Crédits spéciaux : Sonko et les députés rejettent les amendements du gouvernement

Crédits spéciaux : Ousmane Sonko et les députés de Pastef bloquent les amendements de Bassirou Diomaye Faye

crédits spéciaux : Sonko et les députés rejettent les amendements du gouvernement

À l’Assemblée nationale sénégalaise, la tension entre l’exécutif et le législatif s’intensifie autour de la gestion des crédits spéciaux, révélant des divergences profondes sur leur encadrement.

Les débats autour des crédits spéciaux au Sénégal prennent une tournure conflictuelle. Après les tensions sur la déclaration de patrimoine, les députés et le gouvernement s’affrontent désormais sur l’examen d’une proposition de loi visant à encadrer ces fonds.
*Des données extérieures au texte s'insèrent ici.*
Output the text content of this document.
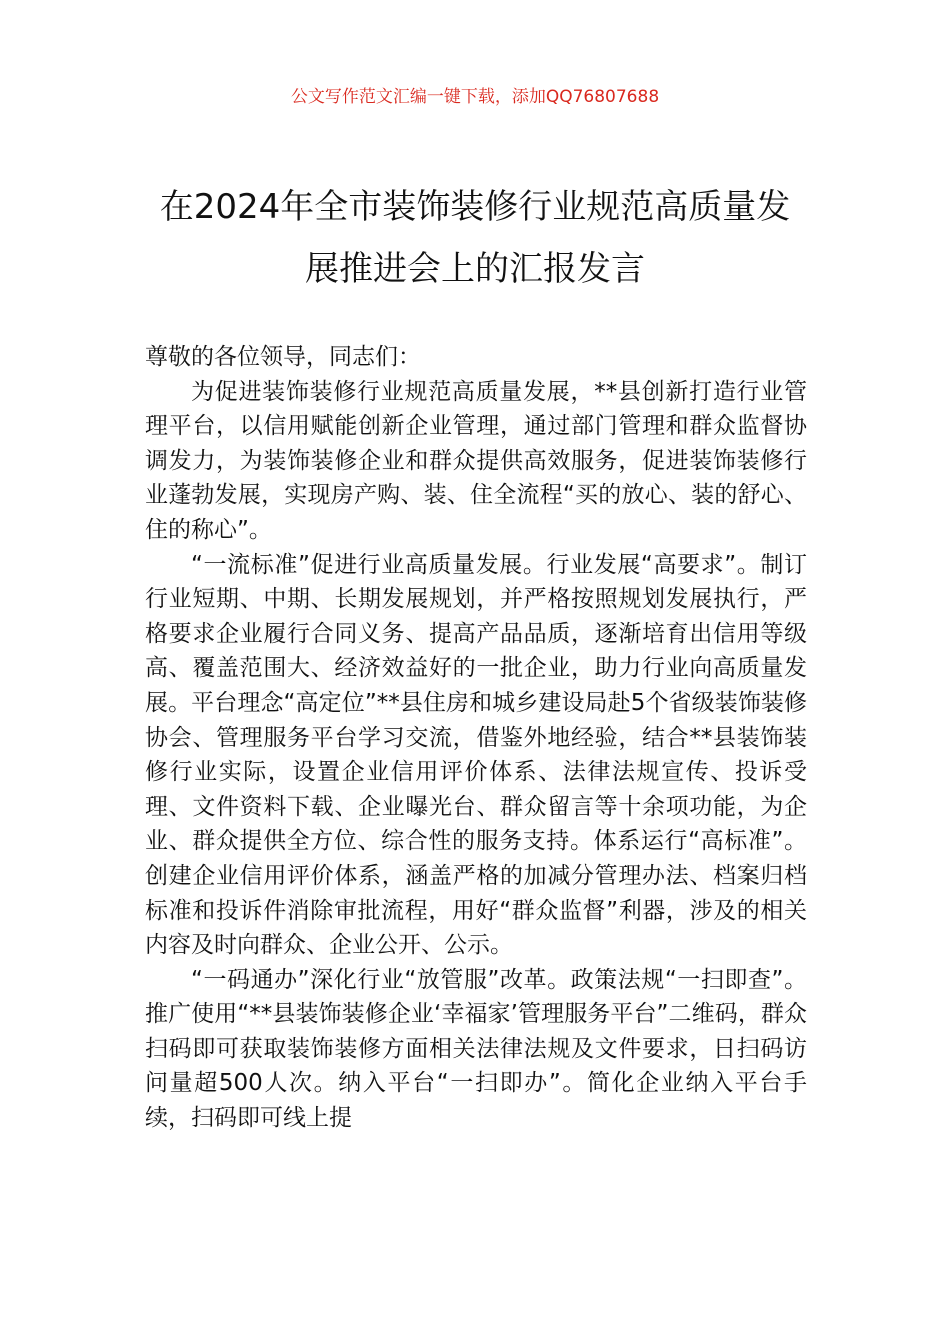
公文写作范文汇编一键下载，添加QQ76807688
在2024年全市装饰装修行业规范高质量发
展推进会上的汇报发言

尊敬的各位领导，同志们：

为促进装饰装修行业规范高质量发展，**县创新打造行业管理平台，以信用赋能创新企业管理，通过部门管理和群众监督协调发力，为装饰装修企业和群众提供高效服务，促进装饰装修行业蓬勃发展，实现房产购、装、住全流程“买的放心、装的舒心、住的称心”。

“一流标准”促进行业高质量发展。行业发展“高要求”。制订行业短期、中期、长期发展规划，并严格按照规划发展执行，严格要求企业履行合同义务、提高产品品质，逐渐培育出信用等级高、覆盖范围大、经济效益好的一批企业，助力行业向高质量发展。平台理念“高定位”**县住房和城乡建设局赴5个省级装饰装修协会、管理服务平台学习交流，借鉴外地经验，结合**县装饰装修行业实际，设置企业信用评价体系、法律法规宣传、投诉受理、文件资料下载、企业曝光台、群众留言等十余项功能，为企业、群众提供全方位、综合性的服务支持。体系运行“高标准”。创建企业信用评价体系，涵盖严格的加减分管理办法、档案归档标准和投诉件消除审批流程，用好“群众监督”利器，涉及的相关内容及时向群众、企业公开、公示。

“一码通办”深化行业“放管服”改革。政策法规“一扫即查”。推广使用“**县装饰装修企业‘幸福家’管理服务平台”二维码，群众扫码即可获取装饰装修方面相关法律法规及文件要求，日扫码访问量超500人次。纳入平台“一扫即办”。简化企业纳入平台手续，扫码即可线上提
Le président Bassirou Diomaye Faye a choisi une stratégie audacieuse : envoyer le ministre de la Justice, Me Moussa Sarr, pour défendre les amendements gouvernementaux, plutôt que le ministre des Finances, Cheikh Diba. Résultat ? Tous les amendements ont été rejetés par les députés de Pastef, relançant la guerre des institutions.

Les tensions entre l’exécutif et le législatif s’aggravent, transformant l’examen des lois en un champ de bataille politique et procédural.

Un décret surprise pour contourner les habitudes

Lors de la commission des Finances et du Contrôle budgétaire, présidée par Cherif Ahmed Dicko, c’est Me Moussa Sarr qui a fait son entrée, suite à un décret d’intérim signé par le président Faye le 7 août. Une décision qui n’a pas manqué de surprendre, alors que Cheikh Diba, titulaire du dossier, était attendu. Dès son intervention, le garde des Sceaux a pointé du doigt des incohérences dans la proposition de loi, avant de déposer six amendements. Les députés de Pastef, suspicieux, ont immédiatement demandé une pause pour analyser ces propositions.

Après des échanges houleux, les travaux ont repris, mais le rejet des amendements était déjà acté. Une stratégie qui pourrait annoncer l’utilisation prochaine de l’article 82, comme lors des précédents conflits.

Rejet massif des amendements gouvernementaux

Les députés de Pastef ont opposé une fin de non-recevoir aux six amendements proposés par Me Moussa Sarr. Seul celui d’Alphonse Mané Sambou a été validé, modifiant l’article 8 pour renforcer le contrôle parlementaire. La proposition initiale limitait les crédits spéciaux à la défense nationale et à la sécurité intérieure, tandis que le gouvernement souhaitait élargir leur champ d’application à des missions sociales et humanitaires.

Les amendements rejetés portaient notamment sur l’inclusion des budgets du président de l’Assemblée nationale et du Premier ministre dans les crédits spéciaux, ainsi que sur une redéfinition plus large de ces fonds. Les députés ont maintenu leur vision restrictive, excluant les dépenses sociales, politiques ou de fonctionnement courant.

Une définition des crédits spéciaux au cœur des désaccords

Le gouvernement propose une définition élargie des crédits spéciaux, incluant la préservation de l’ordre social, la solidarité et la cohésion nationale, ainsi que la gestion des urgences humanitaires. En revanche, les députés de Pastef insistent pour une interprétation stricte, limitée à la défense, à la sécurité et au renseignement. Autre point de friction : le contrôle. Le gouvernement privilégie un cadre réglementaire classique, tandis que l’Assemblée nationale exige une supervision directe par la Commission des Finances et du Contrôle budgétaire.

La proposition de loi, adoptée en commission, sera soumise au vote en plénière la semaine prochaine. Le gouvernement, déterminé à faire passer ses amendements, risque de se heurter à une nouvelle opposition des députés. Une situation qui pourrait, une fois de plus, mener à l’application de l’article 82 et à une saisine du Conseil constitutionnel.